RESULTS Of the 113 patients, 104 (92%) demonstrated "PNH-like" erythrocyte populations: 47 (41.6%) with concomitant deficiency of CD55 and CD59, 50 (44.2%) with isolated deficiency of CD55 and 6 (6.2%) with isolated deficiency of CD59. In healthy donors, only 2 (1.6%) had red cells with concomitant CD55/CD59 negativity and 3 (2.4%) with isolated CD55 or CD59 deficiency. All patients with PNH exhibited simultaneous CD55/CD59 deficiency. There was no clinical or laboratory evidence of hemolysis in any patient. Positive Ham and sucrose tests were found only in patients with PNH. No association was found between the presence of "PNH-like" red cell populations and cytopenia or any specific treatment.
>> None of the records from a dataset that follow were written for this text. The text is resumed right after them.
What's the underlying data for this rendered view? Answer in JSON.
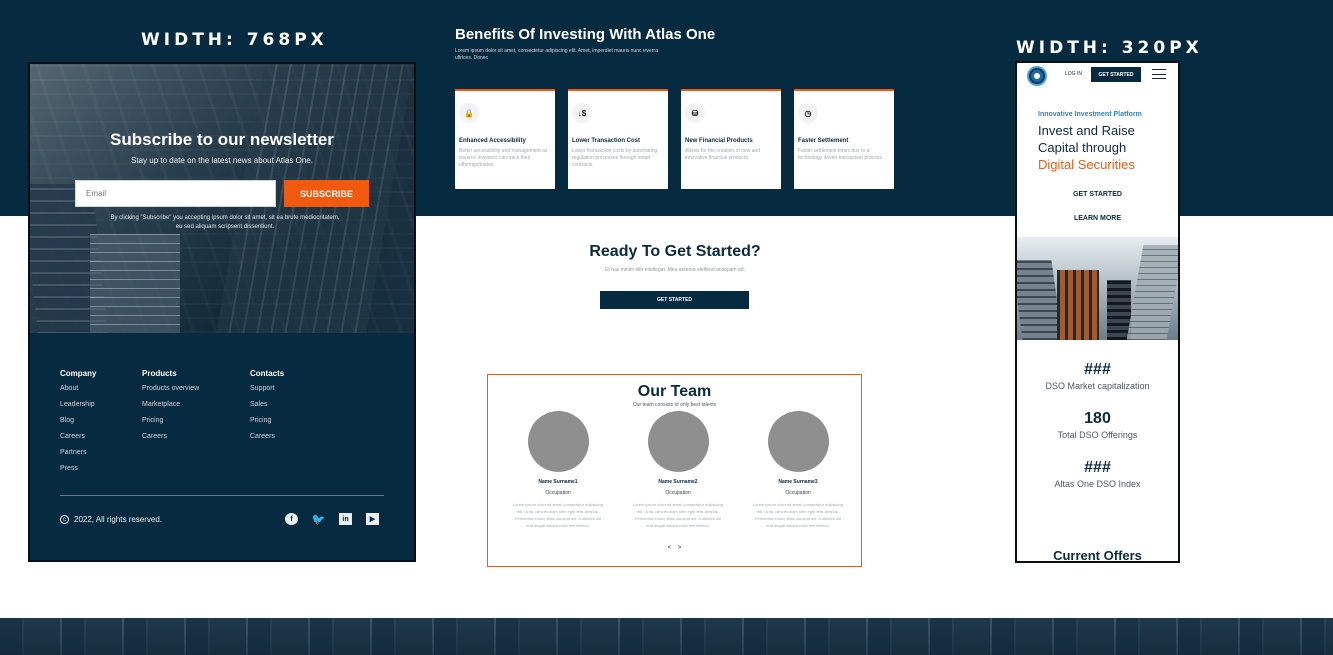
{
  "labels": {
    "tablet_width": "WIDTH: 768PX",
    "mobile_width": "WIDTH: 320PX"
  },
  "tablet": {
    "newsletter": {
      "title": "Subscribe to our newsletter",
      "subtitle": "Stay up to date on the latest news about Atlas One.",
      "email_placeholder": "Email",
      "button": "SUBSCRIBE",
      "disclaimer": "By clicking \"Subscribe\" you accepting ipsum dolor sit amet, sit ea brute mediocritatem, eu sed aliquam scripserit dissentiunt."
    },
    "footer": {
      "columns": [
        {
          "title": "Company",
          "links": [
            "About",
            "Leadership",
            "Blog",
            "Careers",
            "Partners",
            "Press"
          ]
        },
        {
          "title": "Products",
          "links": [
            "Products overview",
            "Marketplace",
            "Pricing",
            "Careers"
          ]
        },
        {
          "title": "Contacts",
          "links": [
            "Support",
            "Sales",
            "Pricing",
            "Careers"
          ]
        }
      ],
      "copyright": "2022, All rights reserved.",
      "socials": [
        "facebook-icon",
        "twitter-icon",
        "linkedin-icon",
        "youtube-icon"
      ]
    }
  },
  "benefits": {
    "title": "Benefits Of Investing With Atlas One",
    "description": "Lorem ipsum dolor sit amet, consectetur adipiscing elit. Amet, imperdiet mauris nunc viverra ultrices. Donec",
    "cards": [
      {
        "icon": "lock-icon",
        "glyph": "🔒",
        "title": "Enhanced Accessibility",
        "text": "Better accessibility and management as issuers/ investors can track their offerings/trades."
      },
      {
        "icon": "dollar-arrows-icon",
        "glyph": "↓$",
        "title": "Lower Transaction Cost",
        "text": "Lower transaction costs by automating regulation processes through smart contracts."
      },
      {
        "icon": "coins-icon",
        "glyph": "⛁",
        "title": "New Financial Products",
        "text": "Allows for the creation of new and innovative financial products."
      },
      {
        "icon": "clock-icon",
        "glyph": "◷",
        "title": "Faster Settlement",
        "text": "Faster settlement times due to a technology driven transaction process."
      }
    ]
  },
  "ready": {
    "title": "Ready To Get Started?",
    "subtitle": "Et has minim elitr intellegat. Mea aeterno eleifend antiopam ad.",
    "button": "GET STARTED"
  },
  "team": {
    "title": "Our Team",
    "subtitle": "Our team consists of only best talents",
    "members": [
      {
        "name": "Name Surname1",
        "role": "Occupation",
        "bio": "Lorem ipsum dolor sit amet, consectetur adipiscing elit. Urna, ultrices diam nibh eget felis tempus. Fermentum nunc vitae volutpat elit. A ultrices dui erat augue sapien nunc elementum."
      },
      {
        "name": "Name Surname2",
        "role": "Occupation",
        "bio": "Lorem ipsum dolor sit amet, consectetur adipiscing elit. Urna, ultrices diam nibh eget felis tempus. Fermentum nunc vitae volutpat elit. A ultrices dui erat augue sapien nunc elementum."
      },
      {
        "name": "Name Surname3",
        "role": "Occupation",
        "bio": "Lorem ipsum dolor sit amet, consectetur adipiscing elit. Urna, ultrices diam nibh eget felis tempus. Fermentum nunc vitae volutpat elit. A ultrices dui erat augue sapien nunc elementum."
      }
    ],
    "prev": "<",
    "next": ">"
  },
  "mobile": {
    "login": "LOG IN",
    "get_started": "GET STARTED",
    "eyebrow": "Innovative Investment Platform",
    "headline_1": "Invest and Raise",
    "headline_2": "Capital through",
    "headline_highlight": "Digital Securities",
    "link_get_started": "GET STARTED",
    "link_learn_more": "LEARN MORE",
    "stats": [
      {
        "value": "###",
        "label": "DSO Market capitalization"
      },
      {
        "value": "180",
        "label": "Total DSO Offerings"
      },
      {
        "value": "###",
        "label": "Altas One DSO Index"
      }
    ],
    "offers_title": "Current Offers"
  },
  "colors": {
    "navy": "#062a40",
    "accent": "#f15a0e",
    "link_blue": "#2b86b8"
  }
}
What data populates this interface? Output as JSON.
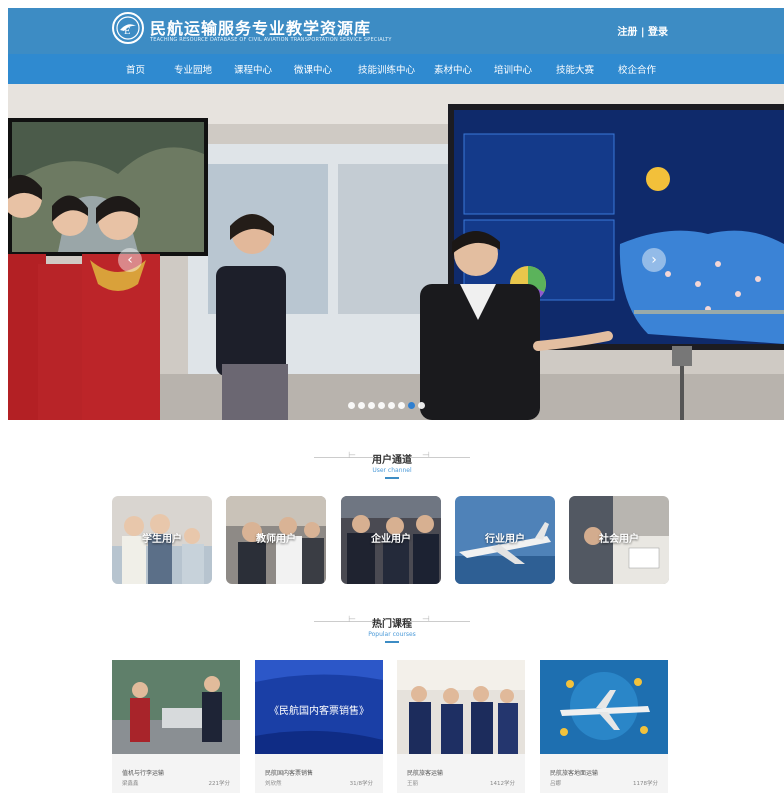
{
  "header": {
    "title": "民航运输服务专业教学资源库",
    "subtitle": "TEACHING RESOURCE DATABASE OF CIVIL AVIATION TRANSPORTATION SERVICE SPECIALTY",
    "auth": "注册 | 登录"
  },
  "nav": [
    "首页",
    "专业园地",
    "课程中心",
    "微课中心",
    "技能训练中心",
    "素材中心",
    "培训中心",
    "技能大赛",
    "校企合作"
  ],
  "hero": {
    "prev_icon": "chevron-left-icon",
    "next_icon": "chevron-right-icon",
    "slide_count": 8,
    "active_slide": 6
  },
  "user_channel": {
    "title": "用户通道",
    "subtitle": "User channel",
    "items": [
      {
        "label": "学生用户"
      },
      {
        "label": "教师用户"
      },
      {
        "label": "企业用户"
      },
      {
        "label": "行业用户"
      },
      {
        "label": "社会用户"
      }
    ]
  },
  "popular_courses": {
    "title": "热门课程",
    "subtitle": "Popular courses",
    "items": [
      {
        "name": "值机与行李运输",
        "teacher": "梁鑫鑫",
        "hours": "221学分"
      },
      {
        "name": "民航国内客票销售",
        "teacher": "刘欣然",
        "hours": "31/8学分",
        "thumb_text": "《民航国内客票销售》"
      },
      {
        "name": "民航旅客运输",
        "teacher": "王丽",
        "hours": "1412学分"
      },
      {
        "name": "民航旅客地面运输",
        "teacher": "吕娜",
        "hours": "1178学分"
      }
    ]
  },
  "colors": {
    "topbar": "#3d8cc4",
    "navbar": "#2f8ad0",
    "accent": "#4b9ad8"
  }
}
CONCLUSIONS This study provides evidence supporting the presence of "PNHlike" erythrocytes in patients with autoimmune connective tissue disorders. It was demonstrated that the presence of "PNH-like" population may affect the hematological profile, in these patients. Further studies will be required to clarify the pathophysiological mechanisms of this phenomenon.
Key words: DAF, MIRL, Paroxysmal nocturnal hemoglobinuria, Rheumatoid arthritis, Systemic lupus erythematosus.